SINGAPORE - Singapore has emerged as the holiday destination in Asia that tourists from China most want to visit in the next 12 months, edging out Hong Kong and Taiwan, according to a survey report released yesterday.

This could be due to Singapore's reputation as a safe country, as 43 per cent of respondents in the study by travel-booking site Hotels.com cited safety as the most important factor influencing their destination choice.

Other factors are the availability of historical and heritage sites (39 per cent) and whether the destination is "value-for-money" (30 per cent), said the report, titled The Chinese International Travel Monitor.

The report surveyed more than 3,000 Chinese travellers and more than 1,500 hoteliers around the world.

Worldwide, Singapore is the sixth destination that Chinese tourists want to visit the most in the next 12 months. The top five countries are Australia, France, New Zealand, the United States and Switzerland.

Singapore's popularity among Chinese travellers has not changed much from last year, when actual bookings on Hotels. com placed the country as the fifth most-popular destination, the report said.

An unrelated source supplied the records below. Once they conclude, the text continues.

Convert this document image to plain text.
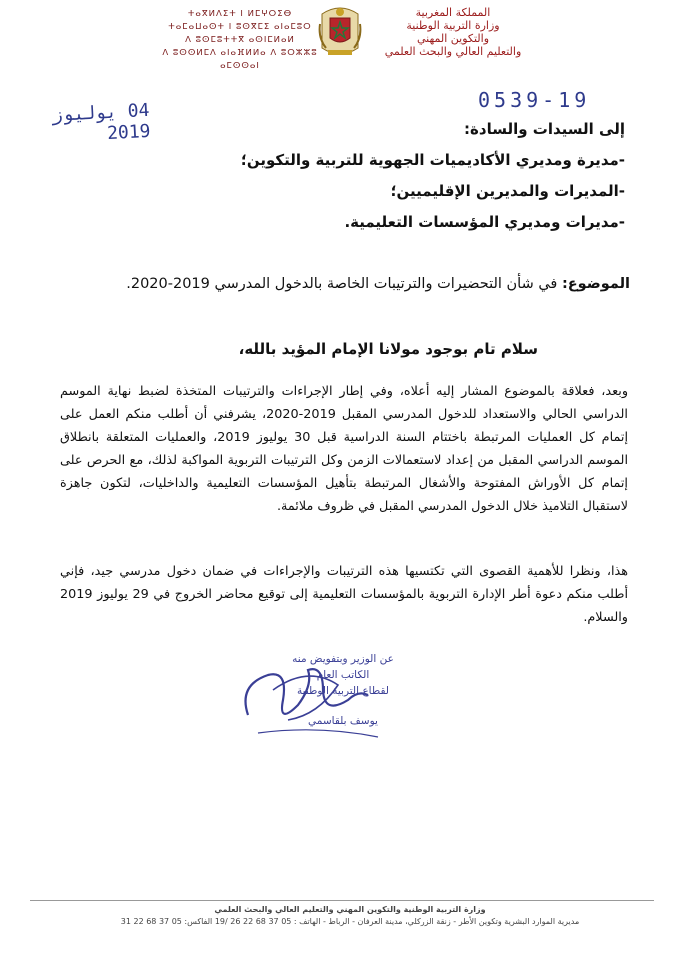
ⵜⴰⴳⵍⴷⵉⵜ ⵏ ⵍⵎⵖⵔⵉⴱ
ⵜⴰⵎⴰⵡⴰⵙⵜ ⵏ ⵓⵙⴳⵎⵉ ⴰⵏⴰⵎⵓⵔ
ⴷ ⵓⵙⵎⵓⵜⵜⴳ ⴰⵙⵏⵎⵍⴰⵍ
ⴷ ⵓⵙⵙⵍⵎⴷ ⴰⵏⴰⴼⵍⵍⴰ ⴷ ⵓⵔⵣⵣⵓ ⴰⵎⵙⵙⴰⵏ
المملكة المغربية
وزارة التربية الوطنية
والتكوين المهني
والتعليم العالي والبحث العلمي
0539-19
04 يوليوز 2019	إلى السيدات والسادة:
-مديرة ومديري الأكاديميات الجهوية للتربية والتكوين؛
-المديرات والمديرين الإقليميين؛
-مديرات ومديري المؤسسات التعليمية.
الموضوع: في شأن التحضيرات والترتيبات الخاصة بالدخول المدرسي 2019-2020.
سلام تام بوجود مولانا الإمام المؤيد بالله،
وبعد، فعلاقة بالموضوع المشار إليه أعلاه، وفي إطار الإجراءات والترتيبات المتخذة لضبط نهاية الموسم الدراسي الحالي والاستعداد للدخول المدرسي المقبل 2019-2020، يشرفني أن أطلب منكم العمل على إتمام كل العمليات المرتبطة باختتام السنة الدراسية قبل 30 يوليوز 2019، والعمليات المتعلقة بانطلاق الموسم الدراسي المقبل من إعداد لاستعمالات الزمن وكل الترتيبات التربوية المواكبة لذلك، مع الحرص على إتمام كل الأوراش المفتوحة والأشغال المرتبطة بتأهيل المؤسسات التعليمية والداخليات، لتكون جاهزة لاستقبال التلاميذ خلال الدخول المدرسي المقبل في ظروف ملائمة.
هذا، ونظرا للأهمية القصوى التي تكتسيها هذه الترتيبات والإجراءات في ضمان دخول مدرسي جيد، فإني أطلب منكم دعوة أطر الإدارة التربوية بالمؤسسات التعليمية إلى توقيع محاضر الخروج في 29 يوليوز 2019 والسلام.
عن الوزير وبتفويض منه
الكاتب العام
لقطاع التربية الوطنية
يوسف بلقاسمي
وزارة التربية الوطنية والتكوين المهني والتعليم العالي والبحث العلمي
مديرية الموارد البشرية وتكوين الأطر - زنقة الزركلي، مدينة العرفان - الرباط - الهاتف : 05 37 68 22 26 /19 الفاكس: 05 37 68 22 31
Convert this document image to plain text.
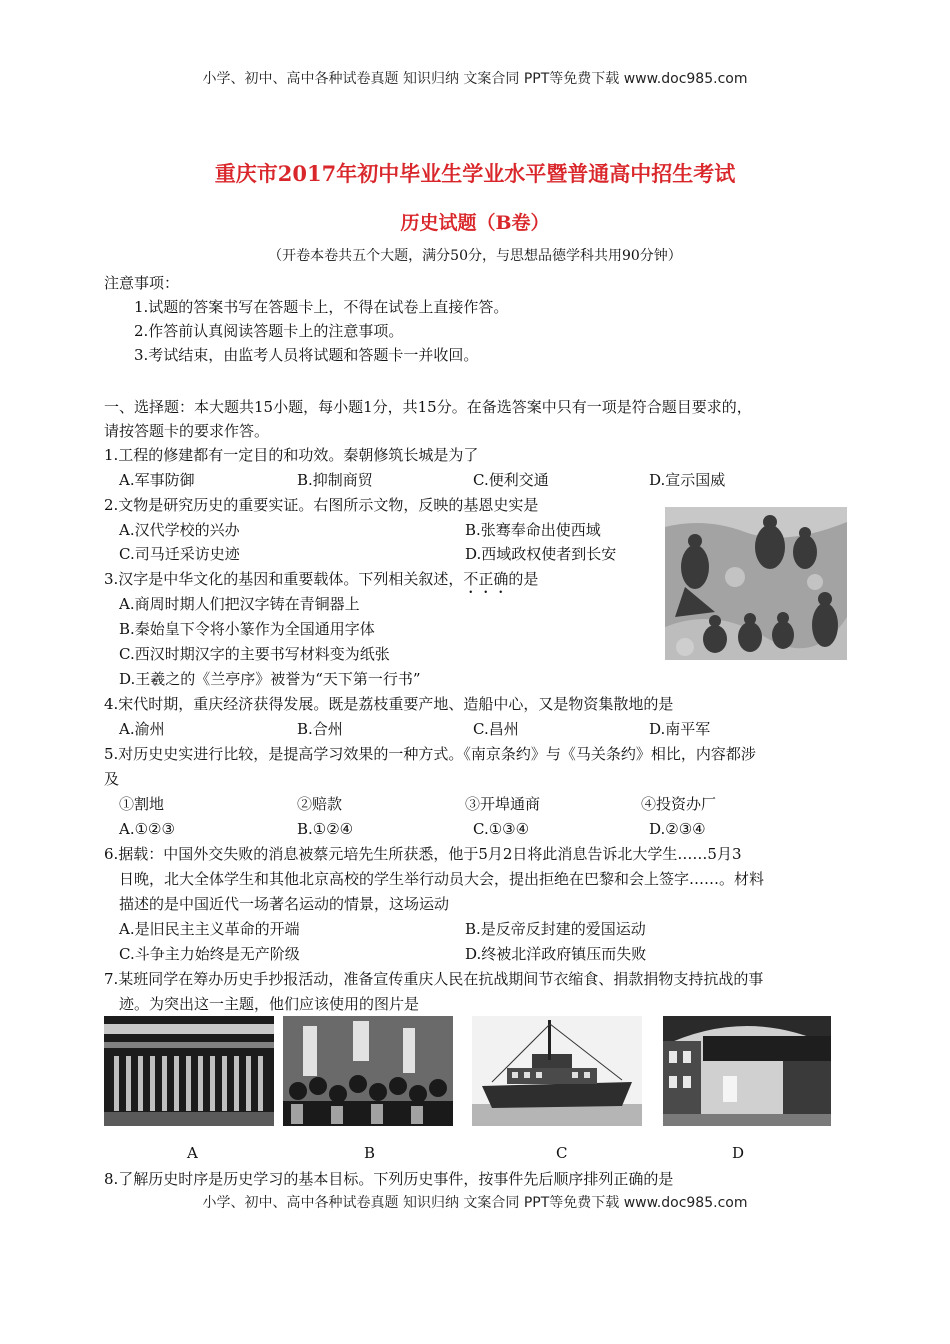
小学、初中、高中各种试卷真题 知识归纳 文案合同 PPT等免费下载 www.doc985.com
重庆市2017年初中毕业生学业水平暨普通高中招生考试
历史试题（B卷）
（开卷本卷共五个大题，满分50分，与思想品德学科共用90分钟）
注意事项：
1.试题的答案书写在答题卡上，不得在试卷上直接作答。
2.作答前认真阅读答题卡上的注意事项。
3.考试结束，由监考人员将试题和答题卡一并收回。
一、选择题：本大题共15小题，每小题1分，共15分。在备选答案中只有一项是符合题目要求的，
请按答题卡的要求作答。
1.工程的修建都有一定目的和功效。秦朝修筑长城是为了
A.军事防御	B.抑制商贸	C.便利交通	D.宣示国威
2.文物是研究历史的重要实证。右图所示文物，反映的基恩史实是
A.汉代学校的兴办	B.张骞奉命出使西域
C.司马迁采访史迹	D.西域政权使者到长安
3.汉字是中华文化的基因和重要载体。下列相关叙述，不正确的是
A.商周时期人们把汉字铸在青铜器上
B.秦始皇下令将小篆作为全国通用字体
C.西汉时期汉字的主要书写材料变为纸张
D.王羲之的《兰亭序》被誉为“天下第一行书”
4.宋代时期，重庆经济获得发展。既是荔枝重要产地、造船中心，又是物资集散地的是
A.渝州	B.合州	C.昌州	D.南平军
5.对历史史实进行比较，是提高学习效果的一种方式。《南京条约》与《马关条约》相比，内容都涉
及
①割地	②赔款	③开埠通商	④投资办厂
A.①②③	B.①②④	C.①③④	D.②③④
6.据载：中国外交失败的消息被蔡元培先生所获悉，他于5月2日将此消息告诉北大学生……5月3
日晚，北大全体学生和其他北京高校的学生举行动员大会，提出拒绝在巴黎和会上签字……。材料
描述的是中国近代一场著名运动的情景，这场运动
A.是旧民主主义革命的开端	B.是反帝反封建的爱国运动
C.斗争主力始终是无产阶级	D.终被北洋政府镇压而失败
7.某班同学在筹办历史手抄报活动，准备宣传重庆人民在抗战期间节衣缩食、捐款捐物支持抗战的事
迹。为突出这一主题，他们应该使用的图片是
A	B	C	D
8.了解历史时序是历史学习的基本目标。下列历史事件，按事件先后顺序排列正确的是
小学、初中、高中各种试卷真题 知识归纳 文案合同 PPT等免费下载 www.doc985.com
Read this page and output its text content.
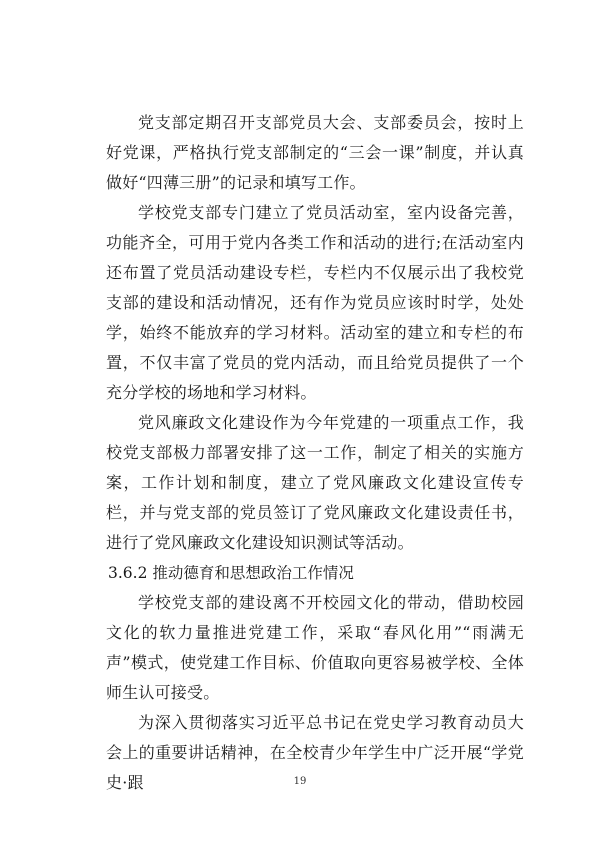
党支部定期召开支部党员大会、支部委员会，按时上好党课，严格执行党支部制定的“三会一课”制度，并认真做好“四薄三册”的记录和填写工作。

学校党支部专门建立了党员活动室，室内设备完善，功能齐全，可用于党内各类工作和活动的进行;在活动室内还布置了党员活动建设专栏，专栏内不仅展示出了我校党支部的建设和活动情况，还有作为党员应该时时学，处处学，始终不能放弃的学习材料。活动室的建立和专栏的布置，不仅丰富了党员的党内活动，而且给党员提供了一个充分学校的场地和学习材料。

党风廉政文化建设作为今年党建的一项重点工作，我校党支部极力部署安排了这一工作，制定了相关的实施方案，工作计划和制度，建立了党风廉政文化建设宣传专栏，并与党支部的党员签订了党风廉政文化建设责任书，进行了党风廉政文化建设知识测试等活动。

3.6.2 推动德育和思想政治工作情况

学校党支部的建设离不开校园文化的带动，借助校园文化的软力量推进党建工作，采取“春风化用”“雨满无声”模式，使党建工作目标、价值取向更容易被学校、全体师生认可接受。

为深入贯彻落实习近平总书记在党史学习教育动员大会上的重要讲话精神，在全校青少年学生中广泛开展“学党史·跟	19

China has become an increasingly important source market for tourism industries around the world, with Chinese tourists spending US$102 billion (S$130 billion) last year on overseas vacations.

Holidaymakers from the Asian giant overtook the US and Germany to become the largest source of tourists, as well as the biggest spenders on international travel, last year, according to figures from the United Nations World Tourism Organisation.

In the Hotels.com report, 75 per cent of hoteliers globally said Chinese travellers now account for up to 5 per cent of their business, and 45 per cent said they have experienced an increase in Chinese guests last year.

There has also been a change in the behaviour of Chinese tourists, the report noted. Nearly two thirds (62 per cent) polled said they want to travel independently, which corresponded with what the hoteliers surveyed have seen.

Other changes noted by Singapore hoteliers include Chinese travellers spending more money, speaking more English, and being less sensitive to price.

Just as countries around the world adapted to welcome Japanese tourists in decades past, the report saw a need to make shifts towards welcoming Chinese visitors by catering to their needs.

Chinese travellers surveyed said that hoteliers still lag in the ability to accept Chinese payment methods, as well as in the provision of information in Chinese, such as welcome literature, websites, TV programmes and newspapers.

Almost half (42 per cent) said that they would like more Mandarin- speaking staff in hotels.

"These insights...show the need for the global hotel industry to adapt facilities and services to more extensively cater to the world's largest market of travellers," said Mr Johan Svanstrom, managing director of Hotels.com Asia Pacific.